The morning comes quickly, and we bide the rest of our time together in the room until it’s finally time for me to drop them off and finish the last leg alone. Due to my notoriously horrible sense of direction, Rachael offers to let me hold on to the GPS and send it back later per mail. I decline, knowing full well that this could be a terrible oversight. I look the route over with my brother, and retain none of the information whatsoever. As we leave the room, I notice that the bag of brownies is down to the last two. I greedily scarf them down.
I drop them off near a loading dock, waving goodbye. I’m sad to leave them, but need to concentrate now. I drive until I see a highway route marker signaling north, south, and west. Naturally, I turn north and continue driving for some time, until I realize that I’m heading east along the coast. “I’ve got plenty of time” I tell myself, “I’ll just turn around and start over”.
An hour from when I first started, I find myself at the exact same loading dock as before
It’s now 1pm. Orientation is scheduled to start at 5pm. If it takes an hour and a half to get there, I can still afford to remain lost for about another two and a half. I really hope that it doesn’t come down to it, but I’m beginning to think it was a really good idea that I budgeted an extra three and a half hours to get there.

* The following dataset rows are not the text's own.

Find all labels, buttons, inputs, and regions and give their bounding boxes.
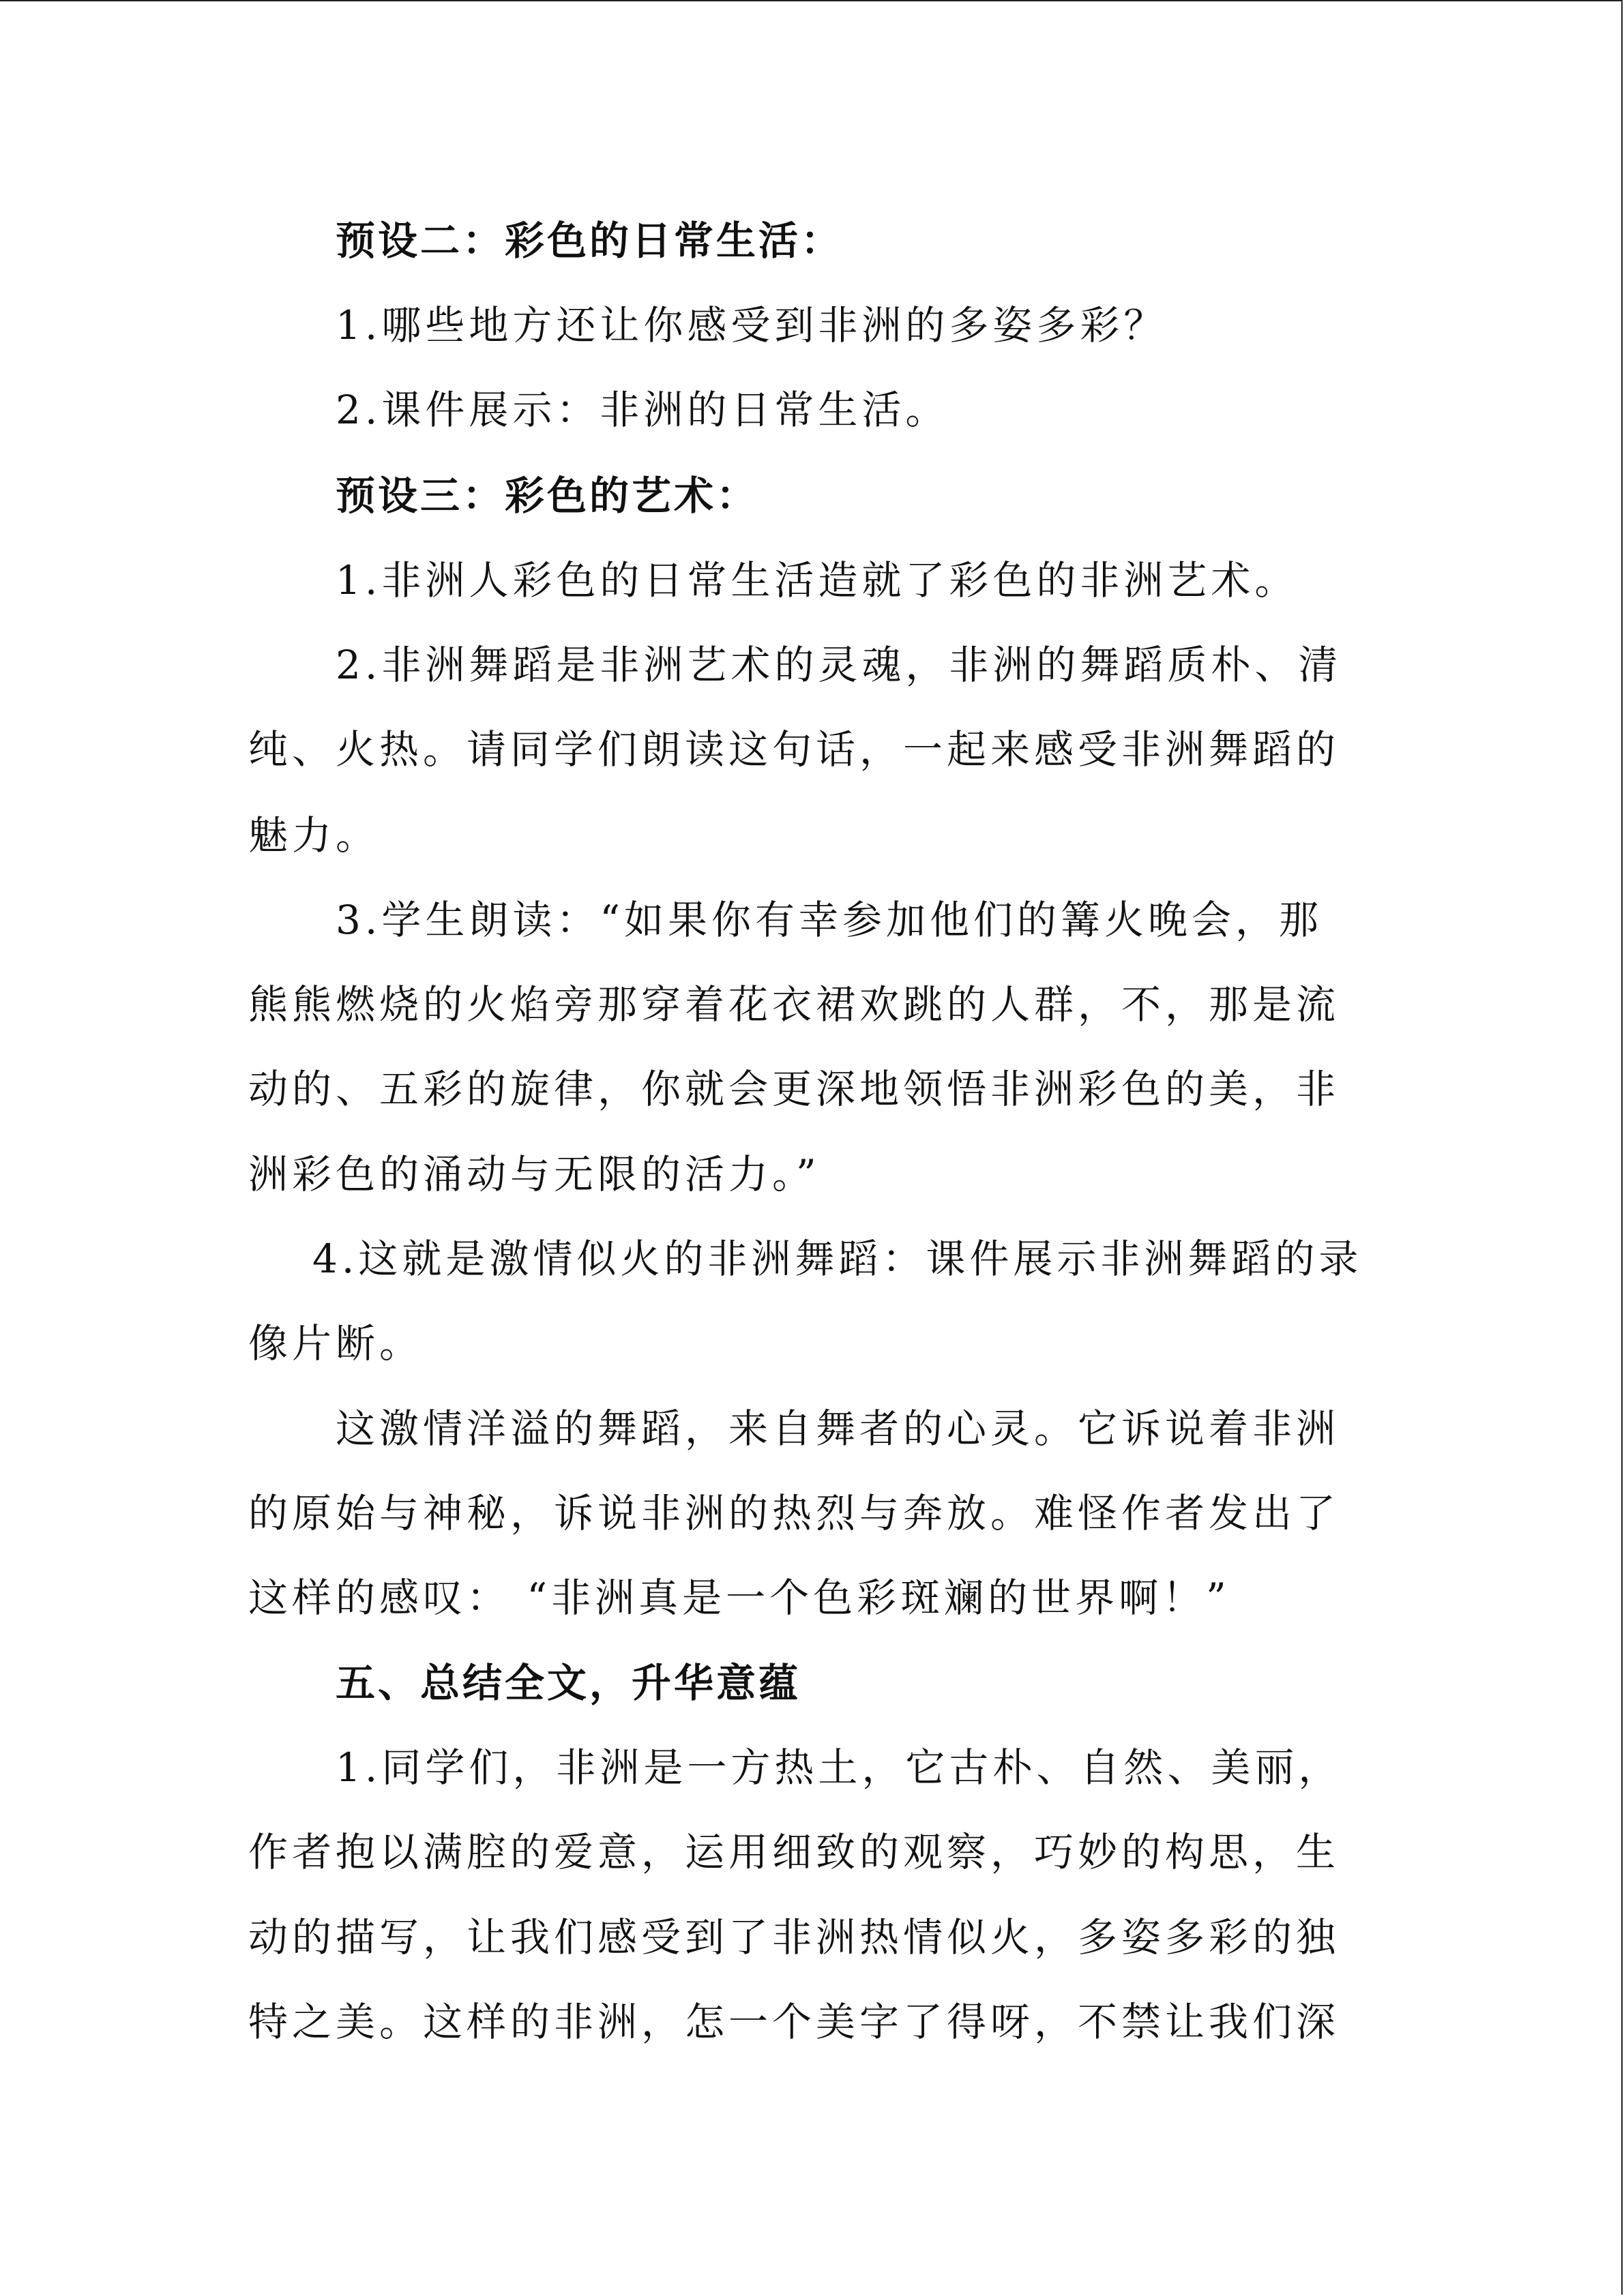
paragraph-line: 1.同学们，非洲是一方热土，它古朴、自然、美丽， [336,1744,1342,1791]
paragraph-line: 这样的感叹： “非洲真是一个色彩斑斓的世界啊！” [248,1575,1230,1621]
paragraph-line: 魅力。 [248,812,380,859]
paragraph-line: 纯、火热。请同学们朗读这句话，一起来感受非洲舞蹈的 [248,726,1340,773]
heading-section-five: 五、总结全文，升华意蕴 [336,1660,801,1706]
paragraph-line: 的原始与神秘，诉说非洲的热烈与奔放。难怪作者发出了 [248,1490,1340,1536]
paragraph-line: 动的、五彩的旋律，你就会更深地领悟非洲彩色的美，非 [248,1066,1340,1112]
paragraph-line: 像片断。 [248,1320,424,1367]
heading-preset-two: 预设二：彩色的日常生活： [336,218,844,264]
paragraph-line: 洲彩色的涌动与无限的活力。” [248,1151,821,1197]
paragraph-line: 1.哪些地方还让你感受到非洲的多姿多彩？ [336,302,1168,348]
heading-preset-three: 预设三：彩色的艺术： [336,473,759,519]
paragraph-line: 动的描写，让我们感受到了非洲热情似火，多姿多彩的独 [248,1914,1340,1960]
paragraph-line: 1.非洲人彩色的日常生活造就了彩色的非洲艺术。 [336,557,1299,603]
paragraph-line: 这激情洋溢的舞蹈，来自舞者的心灵。它诉说着非洲 [336,1405,1340,1452]
paragraph-line: 特之美。这样的非洲，怎一个美字了得呀，不禁让我们深 [248,1999,1340,2045]
paragraph-line: 3.学生朗读：“如果你有幸参加他们的篝火晚会，那 [336,897,1323,943]
paragraph-line: 2.课件展示：非洲的日常生活。 [336,387,949,433]
paragraph-line: 熊熊燃烧的火焰旁那穿着花衣裙欢跳的人群，不，那是流 [248,981,1340,1028]
paragraph-line: 作者抱以满腔的爱意，运用细致的观察，巧妙的构思，生 [248,1829,1340,1875]
paragraph-line: 4.这就是激情似火的非洲舞蹈：课件展示非洲舞蹈的录 [312,1236,1363,1282]
paragraph-line: 2.非洲舞蹈是非洲艺术的灵魂，非洲的舞蹈质朴、清 [336,642,1342,688]
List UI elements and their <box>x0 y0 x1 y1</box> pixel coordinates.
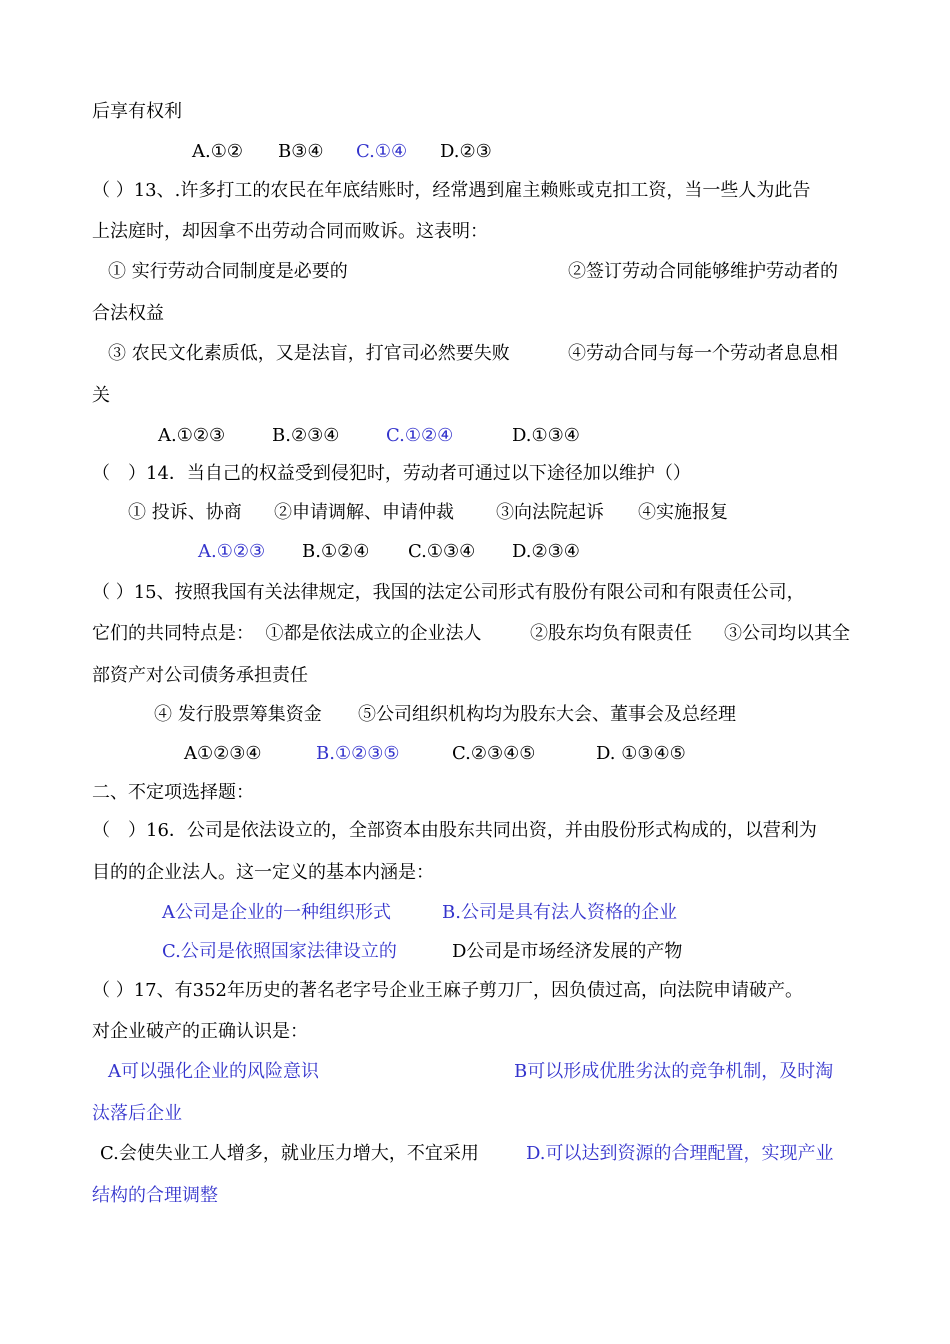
question-13-item: ②签订劳动合同能够维护劳动者的 <box>568 261 838 282</box>
question-13-item: ④劳动合同与每一个劳动者息息相 <box>568 343 838 364</box>
question-14-item: ④实施报复 <box>638 502 728 523</box>
option-a-answer: A公司是企业的一种组织形式 <box>162 902 391 923</box>
option-a: A①②③④ <box>184 743 262 764</box>
option-c: C.②③④⑤ <box>452 743 536 764</box>
question-15-stem: ③公司均以其全 <box>724 623 850 644</box>
option-c: C.会使失业工人增多，就业压力增大，不宜采用 <box>100 1143 479 1164</box>
option-c: C.①③④ <box>408 541 476 562</box>
question-16-stem: 目的的企业法人。这一定义的基本内涵是： <box>92 862 434 883</box>
question-14-item: ②申请调解、申请仲裁 <box>274 502 454 523</box>
question-16-stem: （ ）16．公司是依法设立的，全部资本由股东共同出资，并由股份形式构成的，以营利为 <box>92 820 817 841</box>
option-c-answer: C.公司是依照国家法律设立的 <box>162 941 397 962</box>
question-14-item: ① 投诉、协商 <box>128 502 242 523</box>
question-13-stem: 上法庭时，却因拿不出劳动合同而败诉。这表明： <box>92 221 488 242</box>
question-14-item: ③向法院起诉 <box>496 502 604 523</box>
option-d: D. ①③④⑤ <box>596 743 686 764</box>
option-a: A.①②③ <box>158 425 226 446</box>
question-13-stem: （ ）13、.许多打工的农民在年底结账时，经常遇到雇主赖账或克扣工资，当一些人为此告 <box>92 180 811 201</box>
question-17-stem: （ ）17、有352年历史的著名老字号企业王麻子剪刀厂，因负债过高，向法院申请破产。 <box>92 980 803 1001</box>
question-13-item: 关 <box>92 385 110 406</box>
question-13-item: ① 实行劳动合同制度是必要的 <box>108 261 348 282</box>
option-c-answer: C.①④ <box>356 141 408 162</box>
option-d-answer: 结构的合理调整 <box>92 1185 218 1206</box>
option-b: B.②③④ <box>272 425 340 446</box>
option-c-answer: C.①②④ <box>386 425 454 446</box>
question-13-item: 合法权益 <box>92 303 164 324</box>
question-15-stem: ②股东均负有限责任 <box>530 623 692 644</box>
question-15-stem: 它们的共同特点是： ①都是依法成立的企业法人 <box>92 623 482 644</box>
option-b: B.①②④ <box>302 541 370 562</box>
question-13-item: ③ 农民文化素质低，又是法盲，打官司必然要失败 <box>108 343 510 364</box>
question-15-item: ⑤公司组织机构均为股东大会、董事会及总经理 <box>358 704 736 725</box>
option-d: D.②③ <box>440 141 492 162</box>
text-line: 后享有权利 <box>92 101 182 122</box>
option-b-answer: 汰落后企业 <box>92 1103 182 1124</box>
option-b-answer: B.公司是具有法人资格的企业 <box>442 902 677 923</box>
option-d-answer: D.可以达到资源的合理配置，实现产业 <box>526 1143 834 1164</box>
option-b-answer: B可以形成优胜劣汰的竞争机制，及时淘 <box>514 1061 834 1082</box>
question-15-stem: 部资产对公司债务承担责任 <box>92 665 308 686</box>
option-b-answer: B.①②③⑤ <box>316 743 400 764</box>
question-15-item: ④ 发行股票筹集资金 <box>154 704 322 725</box>
option-d: D.①③④ <box>512 425 580 446</box>
section-heading: 二、不定项选择题： <box>92 782 254 803</box>
option-d: D.②③④ <box>512 541 580 562</box>
option-b: B③④ <box>278 141 324 162</box>
option-a: A.①② <box>192 141 243 162</box>
question-14-stem: （ ）14．当自己的权益受到侵犯时，劳动者可通过以下途径加以维护（） <box>92 463 691 484</box>
question-17-stem: 对企业破产的正确认识是： <box>92 1021 308 1042</box>
question-15-stem: （ ）15、按照我国有关法律规定，我国的法定公司形式有股份有限公司和有限责任公司， <box>92 582 805 603</box>
option-a-answer: A可以强化企业的风险意识 <box>108 1061 319 1082</box>
option-d: D公司是市场经济发展的产物 <box>452 941 683 962</box>
option-a-answer: A.①②③ <box>198 541 266 562</box>
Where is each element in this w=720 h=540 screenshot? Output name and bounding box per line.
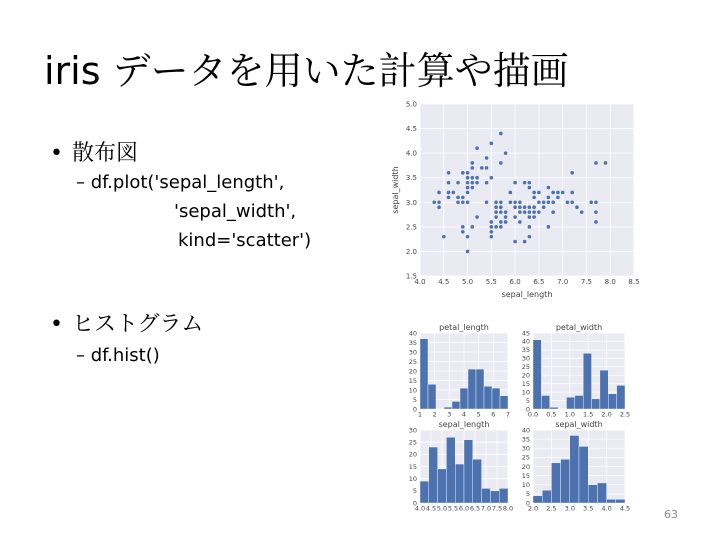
hist-petal-length-y-tick-label: 40: [408, 329, 417, 338]
hist-petal-width-x-tick-label: 1.5: [583, 410, 594, 419]
hist-petal-width-bar: [533, 340, 541, 409]
scatter-point: [442, 235, 446, 239]
hist-sepal-length-x-tick-label: 4.5: [425, 504, 437, 513]
hist-sepal-length-y-tick-label: 20: [408, 450, 417, 459]
hist-petal-width-bar: [550, 407, 558, 409]
hist-sepal-width-y-tick-label: 35: [521, 435, 530, 444]
scatter-x-tick-label: 5.0: [461, 278, 474, 286]
scatter-point: [485, 156, 489, 160]
hist-petal-width-y-tick-label: 35: [521, 346, 530, 355]
scatter-point: [494, 215, 498, 219]
hist-petal-width-y-tick-label: 30: [521, 354, 530, 363]
hist-petal-width-bar: [608, 394, 616, 409]
code-line-hist: – df.hist(): [76, 345, 160, 366]
hist-sepal-width-x-tick-label: 4.5: [619, 504, 631, 513]
scatter-point: [556, 191, 560, 195]
hist-petal-length-bar: [460, 388, 468, 409]
scatter-point: [466, 235, 470, 239]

I make it to the same route marker again, and figure that south would never get me north to New Hampshire, so I head west. Again, I continue driving for another tense thirty minutes, before accepting that this cannot be the right way. I start to lose patience with the situation. I take exits and merge lanes, almost at random, just to find a way north. Eventually, I find myself at the same loading dock, for a third time now.
My head is swimming, either from the frustration, anxiety, brownies, or all three, and when I come to the highway marker for a third time, I conclude that the first time I headed north, I must’ve unwittingly taken an exit that I shouldn’t have. I give it another try. Again, I begin approaching Salem and try to force a way north. It’s only a matter of time before I’m back at the same damn loading dock again.
It’s pushing half past three. I know it’s my last chance at making an entrance like a normal person. When I approach the route marker, I do the unthinkable and head south. Miraculously, I find myself headed due north for the first time since I left my siblings at that wretched loading dock.
Cities become towns, and then villages, while the forest grows in it’s vastness
It’s finally beginning to feel like what I had imagined it would. I feel an overwhelming relief at knowing that I am closing in on my goal. I call the program center, and the same man who waited 45 minutes for the phone interview gives me specific directions in getting there.
A fog rolls in. I’m driving along an empty road. I turn into Bear Brook State Park, and even the sky seems to give way to the thickness of the woods. I park outside a locked gate, when a car pulls up behind me. As I step out onto the icy road in my cowboy boots to unlock it, I make extra sure not to slip and bust my ass.
I know I’m close
The road continues deeper still, winding it’s way to an opening and what looks like the edge of a pond. Around the next bend, the road dips down past a cluster of small cabins, and a flood of excitement overcomes me as I notice groups of people my age shuffling in and out of them. I have arrived. Suddenly, a weaselly-looking older man comes rushing towards me, imitating a charging bull with his fingers up like horns. He is the program director. Little do I know that I will grow to hate him very, very deeply.